Prove pa Using Mathematical Induction

[evil1]

In fact pa is true for all integers n greater than a particular base value and you should complete the proof given below to use the principle of mathematical induction to prove this.

pa : n-2 < (n^2 – 3n)/12

Base case is n = 14
Because: n-2 < (n^2 – 3n)/12
14-2 < (196-42)/12
12 < 154/12
12 < 12.83

Inductive step
Inductive Hypothesis : Assume pa(k) is true for some k > 10. Thus k-2 <(k^2 – 3k)/12.

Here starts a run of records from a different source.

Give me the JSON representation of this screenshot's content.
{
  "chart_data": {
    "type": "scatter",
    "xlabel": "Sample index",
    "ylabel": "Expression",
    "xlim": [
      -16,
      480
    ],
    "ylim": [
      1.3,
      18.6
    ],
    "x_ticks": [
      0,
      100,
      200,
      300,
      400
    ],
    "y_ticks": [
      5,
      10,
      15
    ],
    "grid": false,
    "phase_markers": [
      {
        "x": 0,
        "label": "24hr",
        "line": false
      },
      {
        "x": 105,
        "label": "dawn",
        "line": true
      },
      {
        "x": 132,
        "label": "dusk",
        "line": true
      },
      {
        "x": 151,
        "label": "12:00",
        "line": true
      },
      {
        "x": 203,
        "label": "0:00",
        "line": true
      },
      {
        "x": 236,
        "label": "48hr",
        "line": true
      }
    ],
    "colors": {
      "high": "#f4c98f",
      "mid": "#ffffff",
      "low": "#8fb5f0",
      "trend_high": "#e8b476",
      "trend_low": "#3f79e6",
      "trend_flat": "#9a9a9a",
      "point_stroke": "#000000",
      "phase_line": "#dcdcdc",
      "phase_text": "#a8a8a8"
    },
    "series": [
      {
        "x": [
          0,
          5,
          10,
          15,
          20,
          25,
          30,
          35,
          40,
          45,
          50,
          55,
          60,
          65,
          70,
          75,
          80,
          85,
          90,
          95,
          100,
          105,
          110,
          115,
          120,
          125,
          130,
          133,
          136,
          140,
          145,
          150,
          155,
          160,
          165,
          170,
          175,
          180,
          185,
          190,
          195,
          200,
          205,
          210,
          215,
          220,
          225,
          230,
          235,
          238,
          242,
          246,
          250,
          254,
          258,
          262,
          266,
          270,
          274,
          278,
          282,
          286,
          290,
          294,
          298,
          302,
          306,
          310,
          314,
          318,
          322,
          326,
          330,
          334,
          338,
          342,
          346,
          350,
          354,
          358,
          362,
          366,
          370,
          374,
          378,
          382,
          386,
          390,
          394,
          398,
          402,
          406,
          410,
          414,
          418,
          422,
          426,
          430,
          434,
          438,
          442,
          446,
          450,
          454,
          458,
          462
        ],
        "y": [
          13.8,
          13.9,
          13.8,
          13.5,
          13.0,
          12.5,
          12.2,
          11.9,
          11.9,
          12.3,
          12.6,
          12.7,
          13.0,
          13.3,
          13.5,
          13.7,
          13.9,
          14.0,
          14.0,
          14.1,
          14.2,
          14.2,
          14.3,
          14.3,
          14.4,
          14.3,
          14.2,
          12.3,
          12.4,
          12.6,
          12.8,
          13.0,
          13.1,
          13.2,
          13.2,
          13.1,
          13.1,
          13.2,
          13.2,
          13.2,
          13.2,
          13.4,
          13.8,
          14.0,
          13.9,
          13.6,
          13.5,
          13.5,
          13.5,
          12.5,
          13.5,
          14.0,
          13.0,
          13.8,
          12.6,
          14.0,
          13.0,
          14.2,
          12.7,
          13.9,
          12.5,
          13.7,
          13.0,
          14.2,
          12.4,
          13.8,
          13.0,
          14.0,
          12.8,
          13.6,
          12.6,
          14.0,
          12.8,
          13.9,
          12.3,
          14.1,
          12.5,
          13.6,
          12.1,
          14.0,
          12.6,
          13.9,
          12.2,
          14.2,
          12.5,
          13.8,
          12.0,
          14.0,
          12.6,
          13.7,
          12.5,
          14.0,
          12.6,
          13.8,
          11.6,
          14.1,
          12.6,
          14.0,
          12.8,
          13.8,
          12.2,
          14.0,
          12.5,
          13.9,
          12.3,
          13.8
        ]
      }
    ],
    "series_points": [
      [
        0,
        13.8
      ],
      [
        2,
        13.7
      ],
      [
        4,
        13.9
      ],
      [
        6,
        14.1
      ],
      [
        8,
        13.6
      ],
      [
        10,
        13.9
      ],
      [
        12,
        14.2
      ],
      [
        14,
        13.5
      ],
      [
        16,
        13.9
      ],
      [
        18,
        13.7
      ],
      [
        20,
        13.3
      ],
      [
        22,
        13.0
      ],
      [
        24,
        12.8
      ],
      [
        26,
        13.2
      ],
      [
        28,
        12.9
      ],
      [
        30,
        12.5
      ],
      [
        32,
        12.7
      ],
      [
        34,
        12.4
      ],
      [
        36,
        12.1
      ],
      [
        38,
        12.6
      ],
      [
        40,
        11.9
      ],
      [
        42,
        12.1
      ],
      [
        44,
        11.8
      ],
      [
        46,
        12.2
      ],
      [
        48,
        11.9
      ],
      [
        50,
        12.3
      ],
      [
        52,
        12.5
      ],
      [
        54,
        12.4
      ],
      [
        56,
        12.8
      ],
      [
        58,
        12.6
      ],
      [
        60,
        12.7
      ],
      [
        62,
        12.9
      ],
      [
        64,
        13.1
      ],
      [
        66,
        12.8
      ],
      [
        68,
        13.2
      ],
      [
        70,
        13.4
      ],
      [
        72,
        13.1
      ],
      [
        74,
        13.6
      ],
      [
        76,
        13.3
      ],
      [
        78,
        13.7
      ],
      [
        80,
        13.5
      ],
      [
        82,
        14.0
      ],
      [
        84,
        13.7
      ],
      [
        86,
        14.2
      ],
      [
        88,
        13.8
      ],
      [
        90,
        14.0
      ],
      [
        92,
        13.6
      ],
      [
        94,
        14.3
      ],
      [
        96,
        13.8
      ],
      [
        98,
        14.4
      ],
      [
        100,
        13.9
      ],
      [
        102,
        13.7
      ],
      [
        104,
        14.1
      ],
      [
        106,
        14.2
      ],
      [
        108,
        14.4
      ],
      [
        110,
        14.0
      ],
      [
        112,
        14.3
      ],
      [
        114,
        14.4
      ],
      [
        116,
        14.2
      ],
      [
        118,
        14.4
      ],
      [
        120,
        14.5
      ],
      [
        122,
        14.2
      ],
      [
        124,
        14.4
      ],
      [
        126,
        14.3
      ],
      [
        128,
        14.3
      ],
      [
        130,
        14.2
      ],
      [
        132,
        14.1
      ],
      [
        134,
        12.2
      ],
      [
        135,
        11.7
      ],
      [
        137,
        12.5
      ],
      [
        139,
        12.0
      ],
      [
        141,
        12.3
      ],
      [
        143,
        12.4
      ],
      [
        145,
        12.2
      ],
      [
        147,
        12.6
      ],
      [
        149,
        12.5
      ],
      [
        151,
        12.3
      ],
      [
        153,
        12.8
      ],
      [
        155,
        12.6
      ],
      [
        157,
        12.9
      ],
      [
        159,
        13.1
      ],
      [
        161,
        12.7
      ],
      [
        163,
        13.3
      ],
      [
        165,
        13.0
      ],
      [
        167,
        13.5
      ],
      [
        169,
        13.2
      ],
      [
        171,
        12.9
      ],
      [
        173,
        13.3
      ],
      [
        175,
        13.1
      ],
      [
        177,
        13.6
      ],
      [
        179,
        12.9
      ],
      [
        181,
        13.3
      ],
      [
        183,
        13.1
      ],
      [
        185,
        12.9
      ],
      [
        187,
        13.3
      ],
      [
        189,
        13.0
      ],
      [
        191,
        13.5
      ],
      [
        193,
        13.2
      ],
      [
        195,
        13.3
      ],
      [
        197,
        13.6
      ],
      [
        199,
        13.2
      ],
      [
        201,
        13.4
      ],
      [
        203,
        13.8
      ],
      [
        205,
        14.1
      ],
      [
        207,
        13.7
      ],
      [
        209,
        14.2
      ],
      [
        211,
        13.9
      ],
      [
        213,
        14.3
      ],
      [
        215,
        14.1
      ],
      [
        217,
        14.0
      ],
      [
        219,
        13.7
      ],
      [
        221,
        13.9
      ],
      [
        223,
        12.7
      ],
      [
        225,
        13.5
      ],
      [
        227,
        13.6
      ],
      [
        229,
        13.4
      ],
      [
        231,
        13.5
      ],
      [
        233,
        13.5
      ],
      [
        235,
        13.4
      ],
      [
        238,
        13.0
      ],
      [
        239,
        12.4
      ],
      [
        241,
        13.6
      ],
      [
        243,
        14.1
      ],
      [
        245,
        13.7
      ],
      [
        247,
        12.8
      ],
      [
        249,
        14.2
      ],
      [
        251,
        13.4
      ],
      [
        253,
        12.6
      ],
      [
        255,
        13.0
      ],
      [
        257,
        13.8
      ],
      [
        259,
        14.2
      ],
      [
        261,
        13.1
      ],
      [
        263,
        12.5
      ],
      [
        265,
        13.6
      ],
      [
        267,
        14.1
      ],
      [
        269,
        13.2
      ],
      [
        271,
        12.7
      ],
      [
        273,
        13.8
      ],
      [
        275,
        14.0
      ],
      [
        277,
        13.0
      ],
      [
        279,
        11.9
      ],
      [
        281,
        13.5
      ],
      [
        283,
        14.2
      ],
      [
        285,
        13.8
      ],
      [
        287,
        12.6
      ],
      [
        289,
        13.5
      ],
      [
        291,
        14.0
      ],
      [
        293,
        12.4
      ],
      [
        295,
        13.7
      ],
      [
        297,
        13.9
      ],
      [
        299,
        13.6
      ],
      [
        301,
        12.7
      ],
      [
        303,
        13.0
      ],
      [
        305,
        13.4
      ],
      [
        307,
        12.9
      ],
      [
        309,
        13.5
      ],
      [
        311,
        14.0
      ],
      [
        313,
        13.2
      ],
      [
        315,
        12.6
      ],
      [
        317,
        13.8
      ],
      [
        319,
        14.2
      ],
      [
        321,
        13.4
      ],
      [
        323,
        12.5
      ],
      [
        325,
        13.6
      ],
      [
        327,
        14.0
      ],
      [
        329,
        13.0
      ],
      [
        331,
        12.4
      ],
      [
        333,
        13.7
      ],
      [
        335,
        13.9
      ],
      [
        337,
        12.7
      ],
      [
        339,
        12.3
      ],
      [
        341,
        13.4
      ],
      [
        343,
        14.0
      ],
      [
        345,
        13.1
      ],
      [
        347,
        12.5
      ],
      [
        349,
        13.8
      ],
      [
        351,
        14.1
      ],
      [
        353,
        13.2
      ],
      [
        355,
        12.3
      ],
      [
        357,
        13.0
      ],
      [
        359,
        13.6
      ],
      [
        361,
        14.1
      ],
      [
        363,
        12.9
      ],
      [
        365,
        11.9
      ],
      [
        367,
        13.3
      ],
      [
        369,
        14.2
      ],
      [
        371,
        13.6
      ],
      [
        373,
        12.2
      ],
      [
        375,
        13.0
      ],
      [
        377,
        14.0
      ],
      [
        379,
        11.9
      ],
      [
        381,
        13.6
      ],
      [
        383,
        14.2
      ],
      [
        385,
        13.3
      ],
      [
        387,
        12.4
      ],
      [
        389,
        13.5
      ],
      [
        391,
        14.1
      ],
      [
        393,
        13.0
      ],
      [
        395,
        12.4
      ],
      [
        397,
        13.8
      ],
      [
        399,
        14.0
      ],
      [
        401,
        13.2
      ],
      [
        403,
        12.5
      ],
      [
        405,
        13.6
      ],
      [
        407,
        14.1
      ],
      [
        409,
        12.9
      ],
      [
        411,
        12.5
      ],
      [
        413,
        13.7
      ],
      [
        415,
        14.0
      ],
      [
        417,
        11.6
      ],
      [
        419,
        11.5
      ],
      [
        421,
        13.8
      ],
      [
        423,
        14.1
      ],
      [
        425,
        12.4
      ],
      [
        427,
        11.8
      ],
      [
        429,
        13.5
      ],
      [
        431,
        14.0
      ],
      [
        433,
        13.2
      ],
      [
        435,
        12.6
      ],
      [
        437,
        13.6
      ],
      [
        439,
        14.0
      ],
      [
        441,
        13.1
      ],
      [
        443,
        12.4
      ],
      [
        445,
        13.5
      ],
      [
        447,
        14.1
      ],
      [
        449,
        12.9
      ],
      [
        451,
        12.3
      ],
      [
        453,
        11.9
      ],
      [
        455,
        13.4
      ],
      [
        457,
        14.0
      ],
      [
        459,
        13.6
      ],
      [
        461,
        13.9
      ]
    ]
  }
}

We must prove that pa(k+1) is true i.e. that (k+1)-2 < ((k+1)^2 – 3(k+1))/12

Now to prove such an inequality we always start with the more complicated side:
((k+1)^2 – 3(k+1))/12 = (k^2 + 2k +1 – 3k – 3)/12

= (k^2 – 3k)/12 + (2k-2)/12

> ...?... + (2k-2)/12 ……(b) because

> ..?.... because





This is the question i have been given to do although no idea on how to to finish it any ideas anyone ?

thanks

 

[KLscilevothma]

https://www.physicsforums.com/showthread.php?s=&postid=109155#post109155

 

[tacman]

To complete the proof, we need to show that (k-2) < (k^2 - 3k)/12 + (2k-2)/12. We can rewrite (b) as (k-2) < (k^2 - 3k + 2k - 2)/12, which simplifies to (k-2) < (k^2 - k - 2)/12.

Next, we can factor the numerator of the right side to get (k-2) < (k-2)(k+1)/12. Since k > 10, we know that k+1 > 11, so we can divide both sides by (k+1) to get (k-2)/(k+1) < (k-2)(k+1)/(12(k+1)).

Finally, we can simplify the right side to get (k-2)/(k+1) < (k-2)/12. Since we assumed that k > 10, we know that (k-2)/12 < 1. Therefore, (k-2)/(k+1) < (k-2)/12 < 1, which proves that pa(k+1) is true.

By the principle of mathematical induction, we can conclude that pa is true for all integers n greater than 10, as desired.